American astronomer
Raymond Smith Dugan (May 30, 1878 – August 31, 1940) was an American astronomer and discoverer of minor planets.[2] His parents were Jeremiah Welby and Mary Evelyn Smith and he was born in Montague in the U.S. state of Massachusetts.[3]
His undergraduate and Masters was from Amherst College in Massachusetts in 1899 and 1902. Dugan then received his Ph.D. dissertation in 1905 at the Landessternwarte Heidelberg-Königstuhl (Königstuhl Observatory, near Heidelberg) at the University of Heidelberg.[4]
At the time, the observatory at Heidelberg was a center of asteroid discovery under Max Wolf. During Dugan's stay there, he discovered 16 asteroids between 1902 and 1904, notably including 511 Davida.[1][5]
He was employed by Princeton University as an instructor (1905–1908), assistant professor (1908–1920), and professor (1920—). He married Annette Rumford in 1909.

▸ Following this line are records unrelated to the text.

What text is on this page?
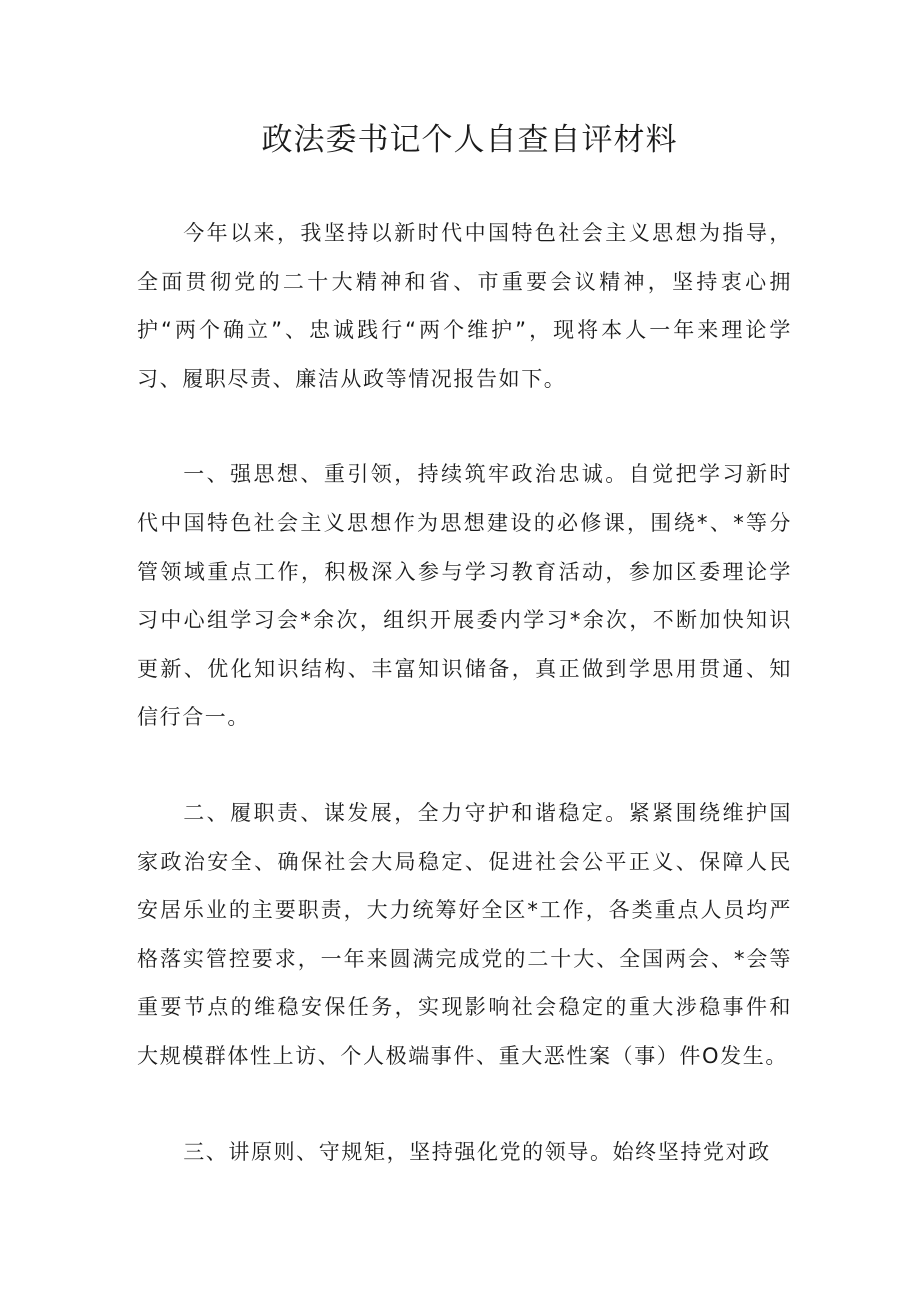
政法委书记个人自查自评材料

今年以来，我坚持以新时代中国特色社会主义思想为指导，全面贯彻党的二十大精神和省、市重要会议精神，坚持衷心拥护“两个确立”、忠诚践行“两个维护”，现将本人一年来理论学习、履职尽责、廉洁从政等情况报告如下。

一、强思想、重引领，持续筑牢政治忠诚。自觉把学习新时代中国特色社会主义思想作为思想建设的必修课，围绕*、*等分管领域重点工作，积极深入参与学习教育活动，参加区委理论学习中心组学习会*余次，组织开展委内学习*余次，不断加快知识更新、优化知识结构、丰富知识储备，真正做到学思用贯通、知信行合一。

二、履职责、谋发展，全力守护和谐稳定。紧紧围绕维护国家政治安全、确保社会大局稳定、促进社会公平正义、保障人民安居乐业的主要职责，大力统筹好全区*工作，各类重点人员均严格落实管控要求，一年来圆满完成党的二十大、全国两会、*会等重要节点的维稳安保任务，实现影响社会稳定的重大涉稳事件和大规模群体性上访、个人极端事件、重大恶性案（事）件O发生。

三、讲原则、守规矩，坚持强化党的领导。始终坚持党对政
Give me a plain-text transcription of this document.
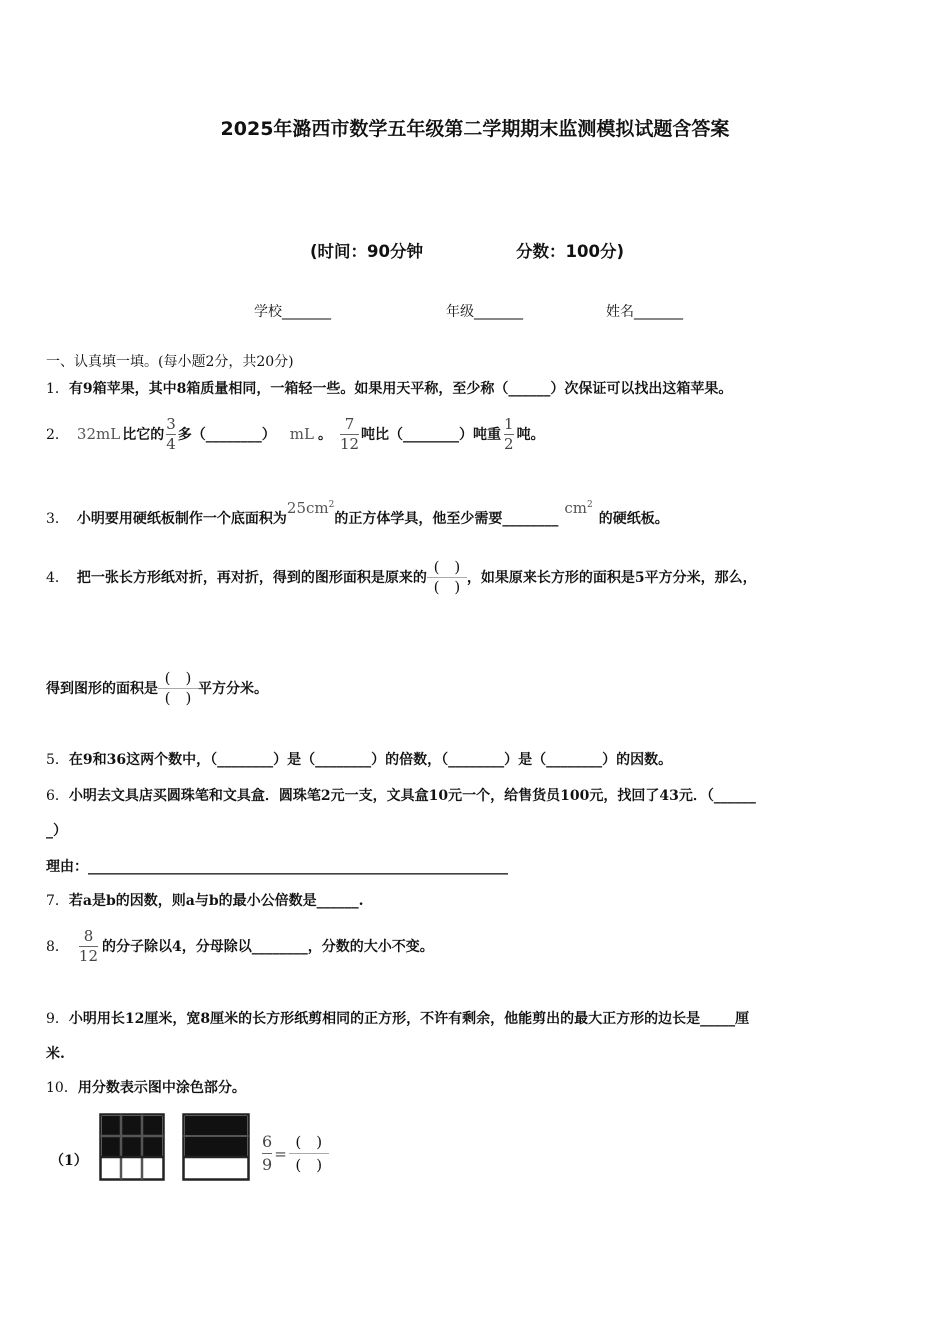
2025年潞西市数学五年级第二学期期末监测模拟试题含答案
(时间：90分钟	分数：100分)
学校_______	年级_______	姓名_______
一、认真填一填。(每小题2分，共20分)
1．有9箱苹果，其中8箱质量相同，一箱轻一些。如果用天平称，至少称（______）次保证可以找出这箱苹果。
2． 32mL 比它的 $\frac{3}{4}$ 多（________） mL 。 $\frac{7}{12}$ 吨比（________）吨重 $\frac{1}{2}$ 吨。
3． 小明要用硬纸板制作一个底面积为$25cm^2$的正方体学具，他至少需要$\_\_\_\_\_\_\_\_cm^2$的硬纸板。
4． 把一张长方形纸对折，再对折，得到的图形面积是原来的 $\frac{( )}{( )}$ ，如果原来长方形的面积是5平方分米，那么，
得到图形的面积是 $\frac{( )}{( )}$ 平方分米。
5．在9和36这两个数中，（________）是（________）的倍数，（________）是（________）的因数。
6．小明去文具店买圆珠笔和文具盒．圆珠笔2元一支，文具盒10元一个，给售货员100元，找回了43元．（______
_）
理由：____________________________________________________________
7．若a是b的因数，则a与b的最小公倍数是______.
8． $\frac{8}{12}$ 的分子除以4，分母除以________，分数的大小不变。
9．小明用长12厘米，宽8厘米的长方形纸剪相同的正方形，不许有剩余，他能剪出的最大正方形的边长是_____厘
米.
10．用分数表示图中涂色部分。
（1）	$\frac{6}{9} = \frac{( )}{( )}$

Dugan co-wrote an influential two-volume textbook in 1927 with Henry Norris Russell and John Quincy Stewart called Astronomy: A Revision of Young’s Manual of Astronomy (Ginn & Co., Boston, 1926–27, 1938, 1945). This became the standard astronomy textbook for about two decades.[citation needed] There are two volumes: the first is The Solar System and the second is Astrophysics and Stellar Astronomy.
Dugan was elected to the American Philosophical Society in 1931.[6] The lunar crater Dugan and the main-belt asteroid 2772 Dugan are named in his honour.[2]